Shopify execution technical guide
This site documents the backend Shopify event pipeline delivered in PR #22 and PR #23. It covers the code path from webhook registration and Pub/Sub delivery through parsing, per-client Supabase persistence, failure capture, and replay.
| Document fact | Value |
|---|---|
| Integration branch | redash_api |
| PR #22 | Complete Shopify subscriber execution, merged June 16, 2026 |
| PR #23 | Storage provisioning and retry handling, merged June 22, 2026 |
| Tracked Shopify topics | 39 allowlisted topics |
| Target storage | 1 event ledger plus 12 resource snapshot tables |
| Application scope | Backend only; no frontend code changed |
The documentation describes the behavior introduced or completed by PR #22 and PR #23. Existing Shopify connection APIs and unrelated database features are mentioned only where the event pipeline reads them.
What the system does
The backend consumes Shopify events from a Google Cloud Pub/Sub subscription. It normalizes Shopify headers, resolves the owning organization, selects a resource-specific handler and service, validates the event against the allowlist, and writes two records to that client's Shopify Supabase database:
- An immutable-style event ledger row in
shopify_events, updated only when the same event identifier is delivered again. - A current resource snapshot in a module table such as
shopify_ordersorshopify_customers.
Failures are copied into the application database before the Pub/Sub message is acknowledged. A separate replay command retries due records with bounded exponential backoff.
Key design decisions
- Green-only event scope. A single allowlist is used for webhook registration, routing, and parser validation. Events outside that set are not processed.
- Per-client data isolation. The normal path resolves a Shopify database and encrypted credential for the organization. Each client can point to a separate Supabase project.
- Idempotent writes. Event and snapshot writes use PostgreSQL
ON CONFLICT DO UPDATEwith stable composite keys. - Module ownership. Orders, customers, products, refunds, returns, and the other resources have separate handler and service classes while sharing parser and storage infrastructure.
- Durable failure handoff. A failed event is acknowledged only after the failure envelope and traceback have been written to the application database. If that write fails, the Pub/Sub message is negatively acknowledged.
- Soft deletion. Shopify delete topics mark a resource snapshot with
is_deleted = true; the pipeline does not physically delete target rows.
Read this next
- System architecture explains the VM, Pub/Sub, application database, and client Supabase boundary.
- Event processing traces header extraction, routing, parsing, acknowledgement, and persistence.
- Database CRUD is the operation-by-operation database reference.

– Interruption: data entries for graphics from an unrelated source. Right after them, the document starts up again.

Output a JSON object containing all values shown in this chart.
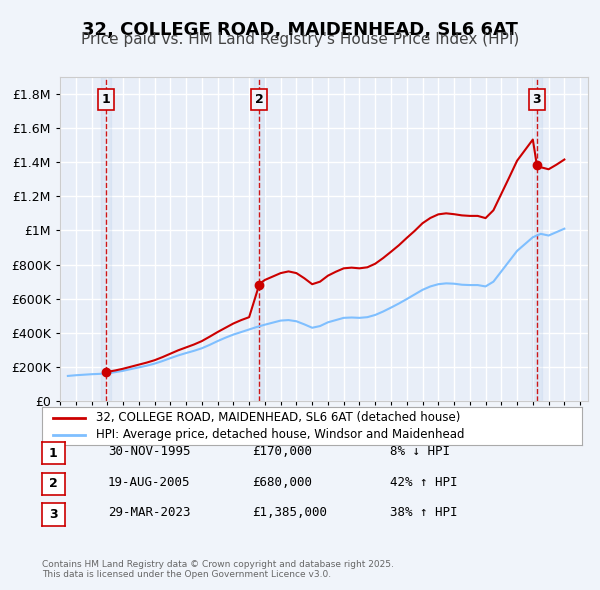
{
  "title": "32, COLLEGE ROAD, MAIDENHEAD, SL6 6AT",
  "subtitle": "Price paid vs. HM Land Registry's House Price Index (HPI)",
  "title_fontsize": 13,
  "subtitle_fontsize": 11,
  "background_color": "#f0f4fa",
  "plot_bg_color": "#e8eef8",
  "grid_color": "#ffffff",
  "ylabel": "",
  "ylim": [
    0,
    1900000
  ],
  "xlim_start": 1993.0,
  "xlim_end": 2026.5,
  "sale_line_color": "#cc0000",
  "hpi_line_color": "#7fbfff",
  "sale_marker_color": "#cc0000",
  "annotation_vline_color": "#cc0000",
  "annotation_bg_color": "#e8eef8",
  "sale_marker": "o",
  "sale_markersize": 5,
  "legend_entries": [
    "32, COLLEGE ROAD, MAIDENHEAD, SL6 6AT (detached house)",
    "HPI: Average price, detached house, Windsor and Maidenhead"
  ],
  "transactions": [
    {
      "num": 1,
      "date": "30-NOV-1995",
      "price": 170000,
      "pct": "8%",
      "dir": "↓",
      "x_year": 1995.917
    },
    {
      "num": 2,
      "date": "19-AUG-2005",
      "price": 680000,
      "pct": "42%",
      "dir": "↑",
      "x_year": 2005.633
    },
    {
      "num": 3,
      "date": "29-MAR-2023",
      "price": 1385000,
      "pct": "38%",
      "dir": "↑",
      "x_year": 2023.25
    }
  ],
  "footnote": "Contains HM Land Registry data © Crown copyright and database right 2025.\nThis data is licensed under the Open Government Licence v3.0.",
  "yticks": [
    0,
    200000,
    400000,
    600000,
    800000,
    1000000,
    1200000,
    1400000,
    1600000,
    1800000
  ],
  "ytick_labels": [
    "£0",
    "£200K",
    "£400K",
    "£600K",
    "£800K",
    "£1M",
    "£1.2M",
    "£1.4M",
    "£1.6M",
    "£1.8M"
  ],
  "hpi_data": {
    "years": [
      1993.5,
      1994.0,
      1994.5,
      1995.0,
      1995.5,
      1996.0,
      1996.5,
      1997.0,
      1997.5,
      1998.0,
      1998.5,
      1999.0,
      1999.5,
      2000.0,
      2000.5,
      2001.0,
      2001.5,
      2002.0,
      2002.5,
      2003.0,
      2003.5,
      2004.0,
      2004.5,
      2005.0,
      2005.5,
      2006.0,
      2006.5,
      2007.0,
      2007.5,
      2008.0,
      2008.5,
      2009.0,
      2009.5,
      2010.0,
      2010.5,
      2011.0,
      2011.5,
      2012.0,
      2012.5,
      2013.0,
      2013.5,
      2014.0,
      2014.5,
      2015.0,
      2015.5,
      2016.0,
      2016.5,
      2017.0,
      2017.5,
      2018.0,
      2018.5,
      2019.0,
      2019.5,
      2020.0,
      2020.5,
      2021.0,
      2021.5,
      2022.0,
      2022.5,
      2023.0,
      2023.5,
      2024.0,
      2024.5,
      2025.0
    ],
    "values": [
      148000,
      152000,
      155000,
      158000,
      160000,
      163000,
      170000,
      178000,
      188000,
      198000,
      208000,
      220000,
      235000,
      252000,
      268000,
      282000,
      295000,
      310000,
      330000,
      352000,
      372000,
      390000,
      405000,
      420000,
      435000,
      448000,
      460000,
      472000,
      475000,
      468000,
      450000,
      430000,
      440000,
      462000,
      475000,
      488000,
      490000,
      488000,
      492000,
      505000,
      525000,
      548000,
      572000,
      598000,
      625000,
      652000,
      672000,
      685000,
      690000,
      688000,
      682000,
      680000,
      680000,
      672000,
      700000,
      760000,
      820000,
      880000,
      920000,
      960000,
      980000,
      970000,
      990000,
      1010000
    ]
  },
  "sale_hpi_line_data": {
    "years": [
      1995.917,
      1996.0,
      1996.5,
      1997.0,
      1997.5,
      1998.0,
      1998.5,
      1999.0,
      1999.5,
      2000.0,
      2000.5,
      2001.0,
      2001.5,
      2002.0,
      2002.5,
      2003.0,
      2003.5,
      2004.0,
      2004.5,
      2005.0,
      2005.633,
      2005.7,
      2006.0,
      2006.5,
      2007.0,
      2007.5,
      2008.0,
      2008.5,
      2009.0,
      2009.5,
      2010.0,
      2010.5,
      2011.0,
      2011.5,
      2012.0,
      2012.5,
      2013.0,
      2013.5,
      2014.0,
      2014.5,
      2015.0,
      2015.5,
      2016.0,
      2016.5,
      2017.0,
      2017.5,
      2018.0,
      2018.5,
      2019.0,
      2019.5,
      2020.0,
      2020.5,
      2021.0,
      2021.5,
      2022.0,
      2022.5,
      2023.0,
      2023.25,
      2023.5,
      2024.0,
      2024.5,
      2025.0
    ],
    "values": [
      170000,
      172000,
      180000,
      190000,
      202000,
      214000,
      226000,
      240000,
      258000,
      278000,
      298000,
      315000,
      332000,
      352000,
      378000,
      405000,
      430000,
      455000,
      475000,
      492000,
      680000,
      690000,
      710000,
      730000,
      750000,
      760000,
      750000,
      720000,
      685000,
      700000,
      735000,
      758000,
      778000,
      782000,
      778000,
      784000,
      805000,
      838000,
      875000,
      913000,
      956000,
      997000,
      1042000,
      1073000,
      1094000,
      1100000,
      1095000,
      1088000,
      1085000,
      1085000,
      1072000,
      1118000,
      1214000,
      1310000,
      1408000,
      1470000,
      1532000,
      1385000,
      1370000,
      1358000,
      1385000,
      1415000
    ]
  }
}
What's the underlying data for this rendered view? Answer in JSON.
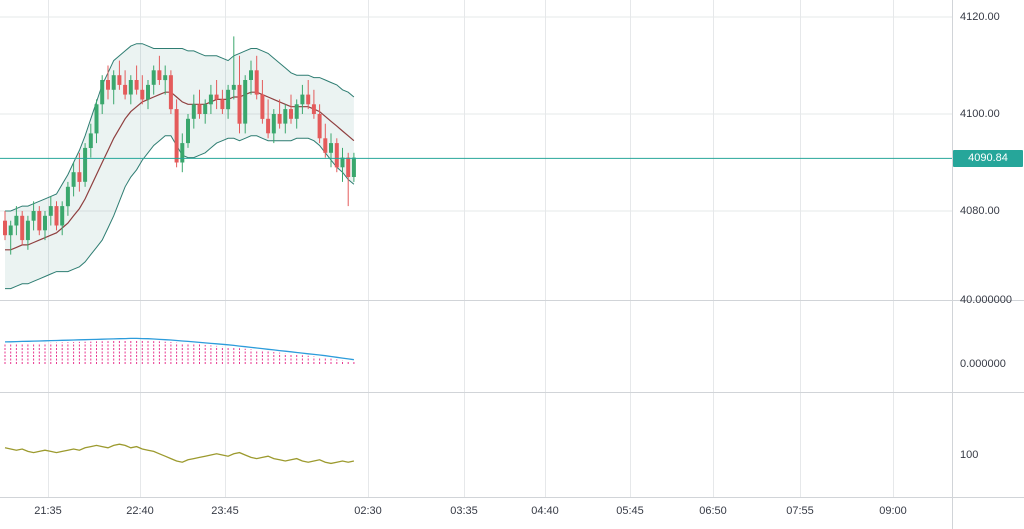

- Schema reference lists every table, key, index, and lifecycle field.
- Client onboarding explains how a new client database is configured and provisioned.
- Retry and recovery covers failure states, backoff, and operational gaps.
- PR #22 and PR #23 maps the two deliveries to concrete files and behavior.
Current implementation limits
The pipeline is functional, but four boundaries are important for operators and future development:
- Only customer create, update, and delete events receive field-level dataclass parsing. Other tracked events are validated and normalized, then retain the original JSON as
parsed_payload. - The retry command exists, but no scheduler is included in these PRs. Production must invoke it through cron, systemd, a job runner, or another scheduler.
- Missing handlers and missing or duplicate
ShopifyConnectionrecords currently return without raising. The Pub/Sub message is therefore acknowledged and noSubscriberFailedEventis created. SHOPIFY_SUPABASE_DATABASE_URLis an all-organizations override. Leaving it set bypasses per-client database resolution and should be limited to controlled testing or a deliberate single-target deployment.